Question

In the circuit shown below, the key K is closed at t = 0. The current through the battery is:

A. $\dfrac{V R_1 R_2}{\sqrt{R_1^2 + R_2^2}}$ at t = 0 and $\dfrac{V}{R_2}$ at t = $\infty$.
B. $\dfrac{V}{R_2}$ at t = 0 and $\dfrac{V (R_1 + R_2) }{R_1 R_2}$ at t = $\infty$.
C. $\dfrac{V}{R_2}$ at t = 0 and $\dfrac{V R_1 R_2}{\sqrt{R_1^2 + R_2^2}}$ at t = $\infty$.
D. $\dfrac{V (R_1 + R_2) }{R_1 R_2}$ at t = 0 and $\dfrac{V}{R_2}$ at t = $\infty$.

Answer 1

An inductor has an expression for current in it that is time dependent. As the key is pressed, the current slowly builds in the circuit and if any time varying currents are present, the inductor tends to oppose the change in current.

Complete answer:
For a circuit consisting of only an inductor L, resistance R and a battery, the current equation is of the type:
$I = I_0 (1 - e^{-Rt/L})$.
This clearly shows time varying behaviour of the current in the inductor. At t = 0, there is no current flowing through the inductor, it acts as an open switch. This happens because as the current starts to build in the circuit, the inductor tends to oppose the building of current because of Lenz law. Therefore, even in our given circuit, the inductor acts as an open switch at t = 0, so that the entire branch containing the inductor has no contribution.
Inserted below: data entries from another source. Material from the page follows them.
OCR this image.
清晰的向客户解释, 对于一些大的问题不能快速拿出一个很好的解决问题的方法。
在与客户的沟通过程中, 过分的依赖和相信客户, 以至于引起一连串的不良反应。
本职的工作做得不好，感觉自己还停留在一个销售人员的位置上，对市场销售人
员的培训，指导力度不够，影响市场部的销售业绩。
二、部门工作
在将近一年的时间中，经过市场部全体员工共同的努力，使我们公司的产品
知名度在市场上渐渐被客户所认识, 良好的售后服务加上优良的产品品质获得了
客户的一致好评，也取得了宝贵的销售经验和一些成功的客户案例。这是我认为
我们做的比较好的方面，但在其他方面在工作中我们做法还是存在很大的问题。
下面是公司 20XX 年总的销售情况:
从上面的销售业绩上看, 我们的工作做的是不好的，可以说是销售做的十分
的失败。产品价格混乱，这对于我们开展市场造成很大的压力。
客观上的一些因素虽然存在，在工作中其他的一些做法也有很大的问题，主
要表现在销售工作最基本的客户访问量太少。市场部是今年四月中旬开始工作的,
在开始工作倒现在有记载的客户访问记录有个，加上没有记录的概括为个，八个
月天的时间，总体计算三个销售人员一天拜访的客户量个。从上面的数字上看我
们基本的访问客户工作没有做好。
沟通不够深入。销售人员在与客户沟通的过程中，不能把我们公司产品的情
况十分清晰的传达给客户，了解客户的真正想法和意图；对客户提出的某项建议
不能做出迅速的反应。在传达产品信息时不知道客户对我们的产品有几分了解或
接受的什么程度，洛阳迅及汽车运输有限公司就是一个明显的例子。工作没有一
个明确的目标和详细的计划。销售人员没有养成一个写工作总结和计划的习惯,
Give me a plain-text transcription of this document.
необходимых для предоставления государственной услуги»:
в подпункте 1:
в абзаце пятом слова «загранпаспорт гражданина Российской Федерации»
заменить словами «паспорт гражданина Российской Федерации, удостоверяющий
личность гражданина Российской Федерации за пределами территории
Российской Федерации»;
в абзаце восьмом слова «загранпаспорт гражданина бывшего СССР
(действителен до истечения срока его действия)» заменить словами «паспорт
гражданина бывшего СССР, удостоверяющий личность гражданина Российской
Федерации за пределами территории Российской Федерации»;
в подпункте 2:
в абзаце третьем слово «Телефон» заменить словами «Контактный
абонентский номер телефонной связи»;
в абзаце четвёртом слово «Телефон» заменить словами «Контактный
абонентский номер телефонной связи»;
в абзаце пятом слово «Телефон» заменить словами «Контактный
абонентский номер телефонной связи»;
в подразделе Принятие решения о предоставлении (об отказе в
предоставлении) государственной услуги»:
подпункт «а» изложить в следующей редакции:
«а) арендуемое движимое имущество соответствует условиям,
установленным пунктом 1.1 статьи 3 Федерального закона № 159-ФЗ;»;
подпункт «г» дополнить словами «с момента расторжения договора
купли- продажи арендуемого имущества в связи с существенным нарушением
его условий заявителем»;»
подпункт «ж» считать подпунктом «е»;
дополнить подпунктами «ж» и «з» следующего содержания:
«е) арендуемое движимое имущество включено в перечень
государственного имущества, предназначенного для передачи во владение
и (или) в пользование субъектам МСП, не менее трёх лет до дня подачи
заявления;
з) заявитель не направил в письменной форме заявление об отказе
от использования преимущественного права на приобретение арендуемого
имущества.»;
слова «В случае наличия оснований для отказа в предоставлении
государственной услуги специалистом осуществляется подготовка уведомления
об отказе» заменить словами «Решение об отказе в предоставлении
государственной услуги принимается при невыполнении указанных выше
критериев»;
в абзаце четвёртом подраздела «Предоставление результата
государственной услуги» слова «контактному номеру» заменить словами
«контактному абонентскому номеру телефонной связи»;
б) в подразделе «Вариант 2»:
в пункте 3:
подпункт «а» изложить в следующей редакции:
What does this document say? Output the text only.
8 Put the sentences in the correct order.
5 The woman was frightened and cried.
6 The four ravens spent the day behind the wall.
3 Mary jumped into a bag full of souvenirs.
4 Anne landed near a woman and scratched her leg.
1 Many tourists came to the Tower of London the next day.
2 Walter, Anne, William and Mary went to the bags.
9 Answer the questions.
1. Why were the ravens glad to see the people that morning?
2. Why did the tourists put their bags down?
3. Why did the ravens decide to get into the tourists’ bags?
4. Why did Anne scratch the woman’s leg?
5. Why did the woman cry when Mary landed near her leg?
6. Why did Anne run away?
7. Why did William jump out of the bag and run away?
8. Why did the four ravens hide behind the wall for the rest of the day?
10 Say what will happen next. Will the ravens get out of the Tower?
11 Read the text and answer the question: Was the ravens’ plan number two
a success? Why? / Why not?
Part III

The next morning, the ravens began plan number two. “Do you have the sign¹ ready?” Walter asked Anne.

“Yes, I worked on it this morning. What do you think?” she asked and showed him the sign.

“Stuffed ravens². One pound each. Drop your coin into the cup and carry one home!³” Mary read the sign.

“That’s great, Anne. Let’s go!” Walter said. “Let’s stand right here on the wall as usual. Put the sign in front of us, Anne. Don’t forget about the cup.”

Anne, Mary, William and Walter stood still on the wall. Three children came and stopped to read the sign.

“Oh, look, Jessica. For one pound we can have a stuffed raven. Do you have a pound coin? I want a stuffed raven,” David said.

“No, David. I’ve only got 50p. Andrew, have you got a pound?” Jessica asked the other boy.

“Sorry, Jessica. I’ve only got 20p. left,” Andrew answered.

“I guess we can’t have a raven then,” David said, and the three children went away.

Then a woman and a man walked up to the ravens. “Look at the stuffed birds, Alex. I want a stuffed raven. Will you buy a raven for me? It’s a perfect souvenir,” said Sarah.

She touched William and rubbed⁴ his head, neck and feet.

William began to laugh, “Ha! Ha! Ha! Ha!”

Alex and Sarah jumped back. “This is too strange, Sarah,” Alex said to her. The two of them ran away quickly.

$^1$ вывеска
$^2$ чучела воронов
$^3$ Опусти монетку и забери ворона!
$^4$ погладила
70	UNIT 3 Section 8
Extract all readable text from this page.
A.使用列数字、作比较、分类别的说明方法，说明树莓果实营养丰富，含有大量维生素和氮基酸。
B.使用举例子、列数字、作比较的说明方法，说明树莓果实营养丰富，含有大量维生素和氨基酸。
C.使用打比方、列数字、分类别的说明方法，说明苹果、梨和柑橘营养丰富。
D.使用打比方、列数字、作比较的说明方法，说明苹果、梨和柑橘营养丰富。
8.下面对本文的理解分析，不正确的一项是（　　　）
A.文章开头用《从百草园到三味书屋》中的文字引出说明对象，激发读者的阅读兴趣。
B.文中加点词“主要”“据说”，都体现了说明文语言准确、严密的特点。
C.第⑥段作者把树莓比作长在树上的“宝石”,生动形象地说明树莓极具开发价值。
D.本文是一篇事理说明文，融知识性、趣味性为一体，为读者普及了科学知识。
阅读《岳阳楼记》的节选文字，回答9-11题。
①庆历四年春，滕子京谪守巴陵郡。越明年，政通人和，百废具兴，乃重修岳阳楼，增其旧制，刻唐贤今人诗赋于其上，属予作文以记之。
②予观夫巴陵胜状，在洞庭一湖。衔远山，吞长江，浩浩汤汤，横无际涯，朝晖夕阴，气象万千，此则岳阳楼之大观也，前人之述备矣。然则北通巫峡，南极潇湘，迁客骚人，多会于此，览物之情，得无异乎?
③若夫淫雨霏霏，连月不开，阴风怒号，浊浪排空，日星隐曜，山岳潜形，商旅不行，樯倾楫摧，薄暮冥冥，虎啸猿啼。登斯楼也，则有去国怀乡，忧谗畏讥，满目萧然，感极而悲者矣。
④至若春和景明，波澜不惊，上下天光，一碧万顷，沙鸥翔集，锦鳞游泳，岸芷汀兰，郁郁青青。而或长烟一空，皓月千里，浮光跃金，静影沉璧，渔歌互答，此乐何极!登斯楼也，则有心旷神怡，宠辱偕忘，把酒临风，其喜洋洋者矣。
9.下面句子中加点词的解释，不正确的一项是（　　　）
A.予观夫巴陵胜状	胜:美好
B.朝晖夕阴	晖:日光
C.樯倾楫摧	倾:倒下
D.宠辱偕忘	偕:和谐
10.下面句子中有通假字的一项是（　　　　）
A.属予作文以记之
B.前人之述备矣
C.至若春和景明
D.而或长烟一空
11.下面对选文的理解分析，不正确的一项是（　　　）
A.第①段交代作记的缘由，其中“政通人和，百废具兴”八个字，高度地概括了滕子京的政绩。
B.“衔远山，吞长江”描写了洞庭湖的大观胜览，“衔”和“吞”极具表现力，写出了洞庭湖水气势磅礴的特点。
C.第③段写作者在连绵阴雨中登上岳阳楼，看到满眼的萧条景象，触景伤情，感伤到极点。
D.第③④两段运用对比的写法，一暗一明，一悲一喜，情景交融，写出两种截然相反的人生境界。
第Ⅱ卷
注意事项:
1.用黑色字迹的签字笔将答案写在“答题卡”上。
Therefore, the current in the circuit is only calculated by noting the contribution of the resistance in the lower branch $R_2$.
So, at t = 0 the current in the circuit is:
$\dfrac{V}{R_2}$.
After sufficient time has passed, the current stabilizes in the circuit and the inductor acts as a closed switch with a saturation current $I_0$ flowing through it (see the equation written in the beginning). Therefore, for the circuit given in question, the current flowing will come as a contribution of parallel combination of the two resistances, which can be written as:
$\dfrac{V}{\dfrac{R_1 R_2}{R_1 + R_2}} = \dfrac{V(R_1 + R_2)}{R_1 R_2}$

Therefore, the correct answer is option (B).

Note:
One can also remember the graph for the growth of current in the inductor as it just shows saturation after infinite time. One should remember here that we are not taking any resistance for the inductor after infinite time. It acts just as a closed switch.